Grandfather's hidden photos inspire Holocaust film

BOSTON (AP) — Matthew Nash's grandfather only mentioned the photographs to him once.

Twenty-five-years later, they are the subject of a new documentary on the Holocaust that Nash spent three years making after finding the pictures his grandfather took while serving as an Army medic in World War II.

Kept hidden from Nash and others in the family, the photos were not something Nash's grandfather seemed to want to talk about with relatives. But they were something he could never forget.

Nash's film — "16 Photographs at Ohrdruf" — tells of the first concentration camp that U.S. soldiers liberated in 1945.

The 72-minute film will have its first public screening Thursday evening at Lesley University in Cambridge, Mass., and also will be shown as part of the Boston International Film Festival on April 16 and the G.I. Film Festival in Washington in May.

The summer he was 12, Nash asked about his grandfather's World War II service as the two were stacking wood in his grandparents' barn in East Dorset, Vt.

"As I recall he got really quiet," said Nash, now a 37-year-old photography professor at Lesley University. "I think he just said, 'Yeah, we saw some really terrible things. When you get a little older, I'll show you some pictures and you'll understand.'"

But Donald Grant Johnson, a former Army lieutenant, died in 1991 without sharing the photos with his grandson. Family members only spoke of the pictures in whispers.

When Nash's grandmother threatened to destroy them when the subject came up at Thanksgiving dinner in 1995, Nash and his sister felt compelled to secretly sift through their late grandfather's belongings the following Christmas. That's when they found an envelope marked "Holocaust" tucked away in a wooden trunk. Inside were a few letters and a series of snapshots of a war horror the 23-year-old Johnson encountered as a soldier in April 1945.

Johnson took most of the photos at Ohrdruf in Germany. Nash believes his grandfather may have treated survivors of the camp, which the Germans had formed as a sub-camp of Buchenwald.

On a personalized sheet of notepaper with "Don Johnson" printed at the top, the 65th Infantry Division Army veteran cataloged the photo collection as best he could.

"Lime Pit — effort to destroy bodies," reads one handwritten caption. "Griddle used in (vain) attempt to incinerate bodies — note skull bottom center," reads another. "Small stack of bodies," says yet another.

Soldiers are on the outskirts of some of Johnson's shots, standing together to view piles of emaciated and burned corpses. Gen. Dwight D. Eisenhower wanted many witnesses to the Nazi atrocity so that reports of it couldn't be dismissed as propaganda.

"He had as many units as possible come and see the camp," said Geoffrey Megargee, a scholar from the U.S. Holocaust Memorial Museum who appears in Nash's film.

Johnson likely came to Ohrdruf within a few days of its liberation. He later returned home to become a banker, National Guard soldier, and a volunteer emergency-medical technician.

Some of Johnson's photos show survivors, including what he described as a survivor being treated by two camp doctors. The skeletal-looking man is lying on a cot, with what appears to be an open wound on his hip, as the men stand beside him. In another, a bare-chested boy of about 14 looks toward the camera, with what appears to be prisoner barracks in the background.

Nash found 19 photos in all and used 16 in his film. His research showed his grandfather may have shot a few of the photos at Mauthausen concentration camp in Austria.

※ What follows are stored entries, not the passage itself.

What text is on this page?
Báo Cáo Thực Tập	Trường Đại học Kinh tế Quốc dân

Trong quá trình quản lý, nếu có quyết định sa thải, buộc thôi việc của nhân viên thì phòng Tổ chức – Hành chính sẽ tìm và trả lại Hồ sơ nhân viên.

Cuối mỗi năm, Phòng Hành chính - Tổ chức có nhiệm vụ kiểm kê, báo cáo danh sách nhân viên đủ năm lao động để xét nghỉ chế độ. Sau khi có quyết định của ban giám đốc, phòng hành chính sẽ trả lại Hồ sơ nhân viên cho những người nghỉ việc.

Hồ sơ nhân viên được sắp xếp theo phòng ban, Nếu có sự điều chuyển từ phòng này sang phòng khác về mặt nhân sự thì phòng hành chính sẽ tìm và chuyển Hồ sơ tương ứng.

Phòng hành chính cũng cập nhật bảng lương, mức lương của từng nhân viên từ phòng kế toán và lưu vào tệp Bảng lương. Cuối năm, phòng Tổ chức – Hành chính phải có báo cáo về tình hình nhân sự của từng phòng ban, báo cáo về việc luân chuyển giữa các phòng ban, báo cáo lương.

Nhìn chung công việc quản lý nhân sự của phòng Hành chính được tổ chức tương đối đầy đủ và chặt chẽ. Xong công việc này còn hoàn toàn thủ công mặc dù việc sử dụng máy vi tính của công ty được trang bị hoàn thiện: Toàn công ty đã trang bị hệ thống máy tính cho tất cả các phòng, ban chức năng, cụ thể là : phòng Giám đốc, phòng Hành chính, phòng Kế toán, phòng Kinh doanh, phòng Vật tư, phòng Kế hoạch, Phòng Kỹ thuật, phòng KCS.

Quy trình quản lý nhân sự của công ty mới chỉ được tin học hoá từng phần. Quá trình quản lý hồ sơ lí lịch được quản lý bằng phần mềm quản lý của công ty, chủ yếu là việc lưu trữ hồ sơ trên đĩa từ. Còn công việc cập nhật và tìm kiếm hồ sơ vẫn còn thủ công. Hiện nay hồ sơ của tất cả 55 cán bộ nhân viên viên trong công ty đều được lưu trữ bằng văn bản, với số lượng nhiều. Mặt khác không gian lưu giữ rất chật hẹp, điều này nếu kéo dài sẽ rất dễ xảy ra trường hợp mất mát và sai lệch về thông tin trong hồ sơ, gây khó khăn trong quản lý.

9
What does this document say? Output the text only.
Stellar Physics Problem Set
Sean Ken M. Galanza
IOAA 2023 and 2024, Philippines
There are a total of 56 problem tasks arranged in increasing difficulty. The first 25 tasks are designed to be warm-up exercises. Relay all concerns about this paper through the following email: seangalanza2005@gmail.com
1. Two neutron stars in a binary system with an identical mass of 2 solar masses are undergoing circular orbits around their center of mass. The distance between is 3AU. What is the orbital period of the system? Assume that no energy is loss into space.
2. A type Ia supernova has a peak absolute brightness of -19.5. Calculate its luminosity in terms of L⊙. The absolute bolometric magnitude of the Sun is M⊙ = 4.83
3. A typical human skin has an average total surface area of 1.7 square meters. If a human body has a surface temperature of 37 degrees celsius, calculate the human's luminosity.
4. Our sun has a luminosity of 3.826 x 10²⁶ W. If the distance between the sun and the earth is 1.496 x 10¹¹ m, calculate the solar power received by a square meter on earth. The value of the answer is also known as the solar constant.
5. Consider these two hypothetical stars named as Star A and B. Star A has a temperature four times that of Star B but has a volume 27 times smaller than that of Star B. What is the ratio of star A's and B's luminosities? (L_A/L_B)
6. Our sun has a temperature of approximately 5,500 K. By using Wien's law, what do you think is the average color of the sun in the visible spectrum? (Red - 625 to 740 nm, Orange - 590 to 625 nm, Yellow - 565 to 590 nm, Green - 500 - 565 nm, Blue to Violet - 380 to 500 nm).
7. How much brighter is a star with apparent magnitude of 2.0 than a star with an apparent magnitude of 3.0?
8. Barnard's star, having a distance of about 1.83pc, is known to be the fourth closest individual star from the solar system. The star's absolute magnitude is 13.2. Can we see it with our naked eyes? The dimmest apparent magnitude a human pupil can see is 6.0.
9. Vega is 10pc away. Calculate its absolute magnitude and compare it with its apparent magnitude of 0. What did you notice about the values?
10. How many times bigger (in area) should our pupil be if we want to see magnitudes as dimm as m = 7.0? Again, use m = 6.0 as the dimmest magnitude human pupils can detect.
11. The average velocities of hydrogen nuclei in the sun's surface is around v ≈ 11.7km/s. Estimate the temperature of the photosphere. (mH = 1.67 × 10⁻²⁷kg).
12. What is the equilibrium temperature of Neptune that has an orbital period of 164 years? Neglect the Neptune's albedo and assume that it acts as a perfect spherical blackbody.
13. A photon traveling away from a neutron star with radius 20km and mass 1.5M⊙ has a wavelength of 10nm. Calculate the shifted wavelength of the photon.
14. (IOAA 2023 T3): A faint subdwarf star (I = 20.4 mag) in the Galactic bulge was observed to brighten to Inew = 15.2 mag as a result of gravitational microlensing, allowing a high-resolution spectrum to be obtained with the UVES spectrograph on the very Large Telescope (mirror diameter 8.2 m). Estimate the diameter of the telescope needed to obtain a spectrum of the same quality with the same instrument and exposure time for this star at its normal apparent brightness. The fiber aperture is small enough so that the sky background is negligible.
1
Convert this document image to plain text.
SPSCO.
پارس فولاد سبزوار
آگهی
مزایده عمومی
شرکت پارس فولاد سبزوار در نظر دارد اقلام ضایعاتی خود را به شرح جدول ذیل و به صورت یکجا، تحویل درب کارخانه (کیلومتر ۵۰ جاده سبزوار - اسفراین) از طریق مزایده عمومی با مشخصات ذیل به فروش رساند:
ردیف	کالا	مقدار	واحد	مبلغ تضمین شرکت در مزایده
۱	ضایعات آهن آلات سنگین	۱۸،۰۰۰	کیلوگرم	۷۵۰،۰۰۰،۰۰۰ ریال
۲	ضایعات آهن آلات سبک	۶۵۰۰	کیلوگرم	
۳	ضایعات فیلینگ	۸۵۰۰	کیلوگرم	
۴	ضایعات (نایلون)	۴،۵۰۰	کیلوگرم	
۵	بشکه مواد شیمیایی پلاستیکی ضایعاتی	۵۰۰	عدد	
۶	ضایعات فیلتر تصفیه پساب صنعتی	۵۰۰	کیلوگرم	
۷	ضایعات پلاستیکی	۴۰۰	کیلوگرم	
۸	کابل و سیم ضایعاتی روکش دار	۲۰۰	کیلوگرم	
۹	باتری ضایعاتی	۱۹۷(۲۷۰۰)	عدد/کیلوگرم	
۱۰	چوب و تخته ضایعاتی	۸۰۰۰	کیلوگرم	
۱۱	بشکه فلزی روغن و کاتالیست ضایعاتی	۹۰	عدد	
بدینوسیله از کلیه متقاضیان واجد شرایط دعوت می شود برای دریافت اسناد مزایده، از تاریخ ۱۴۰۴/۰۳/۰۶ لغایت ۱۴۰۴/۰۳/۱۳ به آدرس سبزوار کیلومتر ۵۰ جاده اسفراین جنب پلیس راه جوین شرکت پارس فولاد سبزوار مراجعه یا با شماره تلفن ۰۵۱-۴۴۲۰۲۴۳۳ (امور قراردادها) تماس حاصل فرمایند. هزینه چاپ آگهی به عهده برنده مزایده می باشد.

The professor also discovered from letters his grandfather packed away with the pictures that he had wanted his photographs to become part of the U.S. Holocaust Memorial Museum. He said in one letter that he had visited more than one concentration camp, but Ohrdruf was engraved in his memory.

"I keep the pictures close at hand and have made a point of looking at them frequently," Johnson wrote. "And, during my years of National Guard service, I made a point of showing them to the personnel, hoping we could prevent any such disasters from happening again."

Johnson died two years before the museum opened, and before he sent the pictures. Nash has since given the photos to the museum for its archives, and said he's proud to have done that for his grandfather.

Nash made the documentary with about $5,000 and the help of friends in the film business.

Among film interviewees, Nash talked to veterans who served in the same infantry division as his grandfather, including Boston resident Edwin "Bud" Waite. The 87-year-old was an infantry soldier who wasn't part of liberating concentration camps, but visited Dachau later. He said he sees value in Nash's film effort.

"I think it's very important because the younger people nowadays, they don't really understand concentration camps back in World War II," Waite said.

Megargee, who will give a lecture before Thursday's screening, said Nash's film opens up a personal window into what the Allies were fighting against in World War II.

"When you can personalize the history, especially for younger kids, it helps to get them interested. It's one thing to talk about tens of thousands of camps. It's another thing to bring it down to the level of one American soldier," he said.